Health-related protection refers to the limitation of movement, ordered by a physician or authorized clinician, if absolutely necessary, during a specific dental procedure. 

Health-related protection is NOT a form of emergency restraint and may not be used for the convenience of the staff.  Immobilization using a papoose board is one example of  health-related protection (other examples are provided below). The procedure is controversial and should be discussed on an individual case basis with the faculty members in the clinics, the patient, family and caregivers. This topic is covered in greater detail in the Special Considerations module in this series. 

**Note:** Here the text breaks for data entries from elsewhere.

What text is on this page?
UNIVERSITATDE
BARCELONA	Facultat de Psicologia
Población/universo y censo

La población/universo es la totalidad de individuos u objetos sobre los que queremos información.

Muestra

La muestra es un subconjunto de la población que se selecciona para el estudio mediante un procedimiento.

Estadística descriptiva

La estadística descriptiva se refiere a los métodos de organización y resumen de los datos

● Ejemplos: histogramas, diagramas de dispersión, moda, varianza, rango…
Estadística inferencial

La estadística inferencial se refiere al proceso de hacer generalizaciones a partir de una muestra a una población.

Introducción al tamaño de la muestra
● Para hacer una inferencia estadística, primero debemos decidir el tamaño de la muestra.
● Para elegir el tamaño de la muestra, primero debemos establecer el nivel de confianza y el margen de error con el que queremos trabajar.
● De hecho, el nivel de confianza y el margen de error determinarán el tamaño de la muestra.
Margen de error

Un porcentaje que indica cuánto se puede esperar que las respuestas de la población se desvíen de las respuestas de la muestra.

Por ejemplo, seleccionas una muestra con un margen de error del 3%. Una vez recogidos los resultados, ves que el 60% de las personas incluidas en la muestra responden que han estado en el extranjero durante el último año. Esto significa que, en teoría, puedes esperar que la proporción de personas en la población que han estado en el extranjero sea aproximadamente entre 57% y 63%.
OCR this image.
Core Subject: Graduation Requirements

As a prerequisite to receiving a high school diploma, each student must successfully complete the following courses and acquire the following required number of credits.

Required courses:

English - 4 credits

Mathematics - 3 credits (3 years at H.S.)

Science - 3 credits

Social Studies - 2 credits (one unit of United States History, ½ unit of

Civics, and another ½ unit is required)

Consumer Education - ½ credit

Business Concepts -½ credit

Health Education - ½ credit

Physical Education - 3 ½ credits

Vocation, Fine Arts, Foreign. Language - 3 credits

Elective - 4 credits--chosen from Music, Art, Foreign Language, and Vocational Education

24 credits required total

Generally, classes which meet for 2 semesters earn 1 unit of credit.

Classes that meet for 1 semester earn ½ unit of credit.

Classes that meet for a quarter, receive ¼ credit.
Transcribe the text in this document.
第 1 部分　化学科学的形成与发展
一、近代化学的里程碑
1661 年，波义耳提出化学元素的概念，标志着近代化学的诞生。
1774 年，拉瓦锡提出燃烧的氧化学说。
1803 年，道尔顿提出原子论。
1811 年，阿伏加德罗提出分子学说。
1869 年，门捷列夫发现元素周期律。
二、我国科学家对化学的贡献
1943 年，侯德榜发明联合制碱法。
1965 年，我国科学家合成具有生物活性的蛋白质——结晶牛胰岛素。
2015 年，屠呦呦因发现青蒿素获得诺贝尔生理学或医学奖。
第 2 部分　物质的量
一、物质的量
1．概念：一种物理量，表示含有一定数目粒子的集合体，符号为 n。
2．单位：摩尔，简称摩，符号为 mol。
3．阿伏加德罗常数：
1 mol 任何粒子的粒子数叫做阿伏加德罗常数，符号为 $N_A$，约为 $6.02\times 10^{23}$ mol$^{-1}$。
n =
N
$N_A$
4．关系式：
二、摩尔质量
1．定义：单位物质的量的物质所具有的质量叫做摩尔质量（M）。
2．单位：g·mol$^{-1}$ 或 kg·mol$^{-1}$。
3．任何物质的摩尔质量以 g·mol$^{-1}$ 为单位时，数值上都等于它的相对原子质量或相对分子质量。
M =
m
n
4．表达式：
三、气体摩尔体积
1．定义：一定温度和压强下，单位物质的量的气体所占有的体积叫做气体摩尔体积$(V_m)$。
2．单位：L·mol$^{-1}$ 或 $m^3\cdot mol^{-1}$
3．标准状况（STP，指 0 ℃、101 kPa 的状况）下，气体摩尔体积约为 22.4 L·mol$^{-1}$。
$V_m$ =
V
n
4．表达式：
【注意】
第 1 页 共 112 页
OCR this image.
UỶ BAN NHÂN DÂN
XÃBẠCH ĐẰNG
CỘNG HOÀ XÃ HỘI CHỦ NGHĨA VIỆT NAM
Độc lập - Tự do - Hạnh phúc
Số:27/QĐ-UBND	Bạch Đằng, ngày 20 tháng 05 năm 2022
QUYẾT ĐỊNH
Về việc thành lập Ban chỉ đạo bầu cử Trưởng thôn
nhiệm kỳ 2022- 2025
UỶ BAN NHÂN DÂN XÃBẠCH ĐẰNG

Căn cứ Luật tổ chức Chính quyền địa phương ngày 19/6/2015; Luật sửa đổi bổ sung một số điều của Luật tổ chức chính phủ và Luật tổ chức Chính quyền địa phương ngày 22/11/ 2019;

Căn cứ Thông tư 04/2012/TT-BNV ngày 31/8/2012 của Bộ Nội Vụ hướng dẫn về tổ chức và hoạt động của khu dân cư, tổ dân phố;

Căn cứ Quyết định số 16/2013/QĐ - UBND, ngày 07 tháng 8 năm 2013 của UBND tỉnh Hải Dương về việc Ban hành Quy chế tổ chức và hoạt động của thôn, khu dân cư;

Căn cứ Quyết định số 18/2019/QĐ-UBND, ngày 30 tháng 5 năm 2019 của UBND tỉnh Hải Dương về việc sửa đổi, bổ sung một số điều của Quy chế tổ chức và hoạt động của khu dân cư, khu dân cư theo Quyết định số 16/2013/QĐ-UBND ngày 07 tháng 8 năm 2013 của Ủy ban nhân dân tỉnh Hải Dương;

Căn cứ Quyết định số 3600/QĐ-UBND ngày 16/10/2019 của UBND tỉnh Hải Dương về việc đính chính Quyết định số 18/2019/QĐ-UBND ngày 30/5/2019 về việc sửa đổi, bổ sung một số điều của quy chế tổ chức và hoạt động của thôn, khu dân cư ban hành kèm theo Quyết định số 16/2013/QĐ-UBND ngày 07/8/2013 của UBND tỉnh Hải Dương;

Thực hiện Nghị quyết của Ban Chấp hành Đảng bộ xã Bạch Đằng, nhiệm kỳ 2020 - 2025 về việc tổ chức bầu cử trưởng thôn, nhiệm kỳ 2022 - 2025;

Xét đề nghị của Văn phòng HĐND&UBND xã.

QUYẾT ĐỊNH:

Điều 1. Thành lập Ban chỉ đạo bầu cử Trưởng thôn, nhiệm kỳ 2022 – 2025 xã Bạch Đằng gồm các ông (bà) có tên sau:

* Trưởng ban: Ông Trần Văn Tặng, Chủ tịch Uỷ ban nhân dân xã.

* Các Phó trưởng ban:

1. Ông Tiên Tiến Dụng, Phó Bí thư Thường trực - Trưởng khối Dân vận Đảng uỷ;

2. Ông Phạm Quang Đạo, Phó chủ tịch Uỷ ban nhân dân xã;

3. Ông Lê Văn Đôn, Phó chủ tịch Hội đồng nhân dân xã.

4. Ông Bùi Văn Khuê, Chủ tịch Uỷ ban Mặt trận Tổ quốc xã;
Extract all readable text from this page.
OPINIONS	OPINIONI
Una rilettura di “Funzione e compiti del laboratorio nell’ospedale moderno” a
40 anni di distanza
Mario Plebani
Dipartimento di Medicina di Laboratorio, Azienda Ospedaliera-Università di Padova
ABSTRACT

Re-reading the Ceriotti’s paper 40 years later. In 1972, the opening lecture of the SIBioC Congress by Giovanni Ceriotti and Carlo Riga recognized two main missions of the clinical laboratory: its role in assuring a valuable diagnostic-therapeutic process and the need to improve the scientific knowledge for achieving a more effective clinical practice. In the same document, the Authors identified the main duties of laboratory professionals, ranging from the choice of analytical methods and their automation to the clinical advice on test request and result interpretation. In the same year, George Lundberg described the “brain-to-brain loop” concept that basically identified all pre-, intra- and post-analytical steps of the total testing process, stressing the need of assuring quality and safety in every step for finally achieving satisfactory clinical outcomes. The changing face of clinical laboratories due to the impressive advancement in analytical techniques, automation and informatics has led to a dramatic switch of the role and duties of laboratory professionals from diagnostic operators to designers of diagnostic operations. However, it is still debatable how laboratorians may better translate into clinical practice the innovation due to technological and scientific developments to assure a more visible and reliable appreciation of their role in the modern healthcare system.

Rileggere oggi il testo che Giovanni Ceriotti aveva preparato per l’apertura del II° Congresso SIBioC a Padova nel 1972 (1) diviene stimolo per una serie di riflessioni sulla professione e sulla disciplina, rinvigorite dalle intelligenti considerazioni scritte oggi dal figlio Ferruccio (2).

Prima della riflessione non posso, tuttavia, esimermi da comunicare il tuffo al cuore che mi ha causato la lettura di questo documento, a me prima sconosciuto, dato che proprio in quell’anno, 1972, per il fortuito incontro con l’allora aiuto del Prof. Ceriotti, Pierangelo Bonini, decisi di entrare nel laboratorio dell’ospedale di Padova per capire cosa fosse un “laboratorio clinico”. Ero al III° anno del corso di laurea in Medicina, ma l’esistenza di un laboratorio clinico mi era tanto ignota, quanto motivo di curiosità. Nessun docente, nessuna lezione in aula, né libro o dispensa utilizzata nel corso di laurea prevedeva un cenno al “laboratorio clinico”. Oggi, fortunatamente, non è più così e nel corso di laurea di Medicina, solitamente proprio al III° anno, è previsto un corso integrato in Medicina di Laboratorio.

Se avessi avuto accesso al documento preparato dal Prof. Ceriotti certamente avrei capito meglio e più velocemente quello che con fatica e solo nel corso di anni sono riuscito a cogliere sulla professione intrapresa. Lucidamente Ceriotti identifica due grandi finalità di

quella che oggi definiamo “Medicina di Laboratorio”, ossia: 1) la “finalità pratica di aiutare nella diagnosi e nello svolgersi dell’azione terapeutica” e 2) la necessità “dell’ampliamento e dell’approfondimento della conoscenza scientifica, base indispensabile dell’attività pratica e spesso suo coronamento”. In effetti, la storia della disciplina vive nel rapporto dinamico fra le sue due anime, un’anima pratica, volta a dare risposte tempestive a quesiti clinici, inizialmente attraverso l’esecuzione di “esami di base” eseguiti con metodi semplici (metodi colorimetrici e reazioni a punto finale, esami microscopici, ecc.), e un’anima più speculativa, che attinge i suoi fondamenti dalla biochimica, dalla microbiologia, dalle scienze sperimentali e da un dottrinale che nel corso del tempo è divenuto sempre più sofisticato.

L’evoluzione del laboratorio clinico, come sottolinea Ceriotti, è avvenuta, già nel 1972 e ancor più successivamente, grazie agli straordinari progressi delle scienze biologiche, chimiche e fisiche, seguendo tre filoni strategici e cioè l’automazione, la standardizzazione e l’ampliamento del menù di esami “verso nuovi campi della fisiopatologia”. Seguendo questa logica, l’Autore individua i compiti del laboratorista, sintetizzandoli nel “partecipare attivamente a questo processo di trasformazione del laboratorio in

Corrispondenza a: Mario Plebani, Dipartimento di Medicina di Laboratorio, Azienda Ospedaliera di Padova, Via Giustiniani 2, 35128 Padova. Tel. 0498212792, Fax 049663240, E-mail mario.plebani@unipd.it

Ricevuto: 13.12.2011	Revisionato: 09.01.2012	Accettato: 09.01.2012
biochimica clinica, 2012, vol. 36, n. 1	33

The use of health-related protection is an area of intense debate.  A committee from the Academy of Dentistry for Persons with Disabilities (http://www.scdaonline.org) was formed to study the legal, ethical, and medical considerations on the use of stabilization in the delivery of dental care for special needs patients.  The committee concluded that although there is  

“…no consensus among the states on the definition of stabilization, the current national view is that health related protection should only be used when absolutely necessary, and it shall not be used as punishment or for the convenience of the staff.  Use of health related protection is an acceptable dental practice when appropriately used for behavior control of patients with developmentally disabling conditions.”

Examples of health-related protection 

  • A caregiver or family member seated in the dental chair, immobilizing the child or patient with his or her body

  • Head, arm and/or leg immobilization

  • Mouth props

  • Pedi-Wrap blanket, Papoose or Pedi-Board

  • Sedation and general anesthesia

Click here to visit the Specialized Care web site and see images of health-related protection and other documents related to its use.

Immobilization is NOT used as a punishment!
It must be emphasized to the patient and parent or caregiver that immobilization not used as a punishment for patient behavior. Rather, immobilization is employed to assist the patient to control his movement.  This point needs to be discussed during the informed consent process.